Il problema del confronto e del dialogo interconfessionale viene inserito in questo testo nell’ambito di una tematica molto più ampia, parte del sistema filosofico del Rav, che prende come simbolo la storia biblica di Adamo: segno della storia evolutiva dell’uomo e guida al senso della presenza di Israele nella storia. Vi è quindi una lunga introduzione su questo tema (che non pubblichiamo), e il cui messaggio essenziale è questo: il racconto di Adamo nel giardino dell’Eden mostra i livelli di maturazione etica e sociale attraverso i quali passa l’uomo. Dallo stadio primordiale del suo sviluppo fino alla maturazione, vi è un’evoluzione nel rapporto con la natura, la realtà e la società; i rapporti che inizialmente sono di aggressione e dominio si trasformano nel dialogo costruttivo che riconosce a ognuno la sua individualità. Da qui il discorso sul problema particolare del dialogo tra le religioni, che non potrà mai esprimere la parte migliore dell’uomo se non sarà liberato da ogni tentazione di sopraffazione culturale e di mancanza di vero rispetto per l’individualità dell’altro.

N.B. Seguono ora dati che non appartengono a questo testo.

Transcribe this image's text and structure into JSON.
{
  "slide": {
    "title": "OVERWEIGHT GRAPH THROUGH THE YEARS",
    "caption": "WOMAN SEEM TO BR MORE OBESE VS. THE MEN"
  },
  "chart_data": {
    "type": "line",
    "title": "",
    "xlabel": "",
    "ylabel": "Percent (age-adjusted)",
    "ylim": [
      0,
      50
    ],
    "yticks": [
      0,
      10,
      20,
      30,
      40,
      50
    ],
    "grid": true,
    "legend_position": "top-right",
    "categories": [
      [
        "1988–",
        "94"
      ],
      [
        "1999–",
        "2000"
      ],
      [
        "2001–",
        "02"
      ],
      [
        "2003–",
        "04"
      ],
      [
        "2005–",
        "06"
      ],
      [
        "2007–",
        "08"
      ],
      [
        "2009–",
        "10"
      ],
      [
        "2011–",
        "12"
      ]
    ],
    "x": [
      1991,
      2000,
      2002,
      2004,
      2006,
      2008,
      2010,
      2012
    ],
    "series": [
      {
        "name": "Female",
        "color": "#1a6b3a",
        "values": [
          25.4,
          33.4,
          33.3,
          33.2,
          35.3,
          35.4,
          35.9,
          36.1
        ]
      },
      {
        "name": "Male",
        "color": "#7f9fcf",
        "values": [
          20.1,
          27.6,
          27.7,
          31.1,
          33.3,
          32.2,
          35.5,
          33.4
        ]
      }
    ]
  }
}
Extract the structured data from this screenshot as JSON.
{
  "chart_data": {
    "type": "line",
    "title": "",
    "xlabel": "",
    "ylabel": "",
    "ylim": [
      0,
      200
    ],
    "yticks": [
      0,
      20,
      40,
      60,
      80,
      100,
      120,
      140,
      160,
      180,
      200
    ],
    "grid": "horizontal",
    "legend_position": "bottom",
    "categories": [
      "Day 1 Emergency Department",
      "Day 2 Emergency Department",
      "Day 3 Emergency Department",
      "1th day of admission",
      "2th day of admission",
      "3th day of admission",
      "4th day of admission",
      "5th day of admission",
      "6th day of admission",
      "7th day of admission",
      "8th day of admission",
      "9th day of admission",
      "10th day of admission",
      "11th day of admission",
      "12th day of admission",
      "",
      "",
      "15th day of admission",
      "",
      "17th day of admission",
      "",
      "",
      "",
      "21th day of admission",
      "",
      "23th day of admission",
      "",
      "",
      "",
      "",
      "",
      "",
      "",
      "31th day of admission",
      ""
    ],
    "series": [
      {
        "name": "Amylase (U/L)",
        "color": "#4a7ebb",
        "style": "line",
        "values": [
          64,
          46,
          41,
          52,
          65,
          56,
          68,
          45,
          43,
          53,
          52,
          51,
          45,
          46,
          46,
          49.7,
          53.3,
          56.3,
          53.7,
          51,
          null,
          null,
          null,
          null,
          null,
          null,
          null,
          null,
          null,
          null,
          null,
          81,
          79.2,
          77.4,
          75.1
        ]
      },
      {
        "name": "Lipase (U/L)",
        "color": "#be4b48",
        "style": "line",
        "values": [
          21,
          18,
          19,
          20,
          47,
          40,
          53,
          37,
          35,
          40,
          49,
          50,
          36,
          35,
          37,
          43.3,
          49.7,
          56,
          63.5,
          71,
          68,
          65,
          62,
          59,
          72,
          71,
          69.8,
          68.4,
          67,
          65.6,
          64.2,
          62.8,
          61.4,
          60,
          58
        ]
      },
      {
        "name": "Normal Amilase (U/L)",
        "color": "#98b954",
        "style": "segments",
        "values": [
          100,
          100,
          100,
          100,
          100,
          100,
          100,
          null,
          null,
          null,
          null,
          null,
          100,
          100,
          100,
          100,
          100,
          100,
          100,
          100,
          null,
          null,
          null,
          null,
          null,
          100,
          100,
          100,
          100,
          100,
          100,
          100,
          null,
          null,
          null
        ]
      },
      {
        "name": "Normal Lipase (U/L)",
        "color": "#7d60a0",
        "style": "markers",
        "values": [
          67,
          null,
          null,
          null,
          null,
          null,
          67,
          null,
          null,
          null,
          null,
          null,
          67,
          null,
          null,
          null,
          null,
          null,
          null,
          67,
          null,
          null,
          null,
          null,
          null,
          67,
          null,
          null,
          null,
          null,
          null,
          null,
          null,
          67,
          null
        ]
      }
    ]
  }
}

“La posizione di Soloveitchik sul dialogo dissente da quella di Buber. Secondo Buber l’uomo deriva la sua unicità dal rapporto con l’altro; l’uomo che non si è legato all’altro non è arrivato al vero livello dell’uomo, la sua anima è completamente vuota. Secondo Soloveitchik l’uomo non merita il dialogo finché non è arrivato a un confronto personale profondo, e il dialogo rimane sempre limitato, senza penetrare nell’interiorità della persona. La fonte di questa differenza è nella fede che Soloveitchik, come ritualista e mistico, ha nell’anima divina risposta entro l’uomo. Come Dio è infinito, così lo è l’anima, e pertanto la direzione del dialogo è dall'”Io” verso l’esterno e non al contrario” (Strikowski).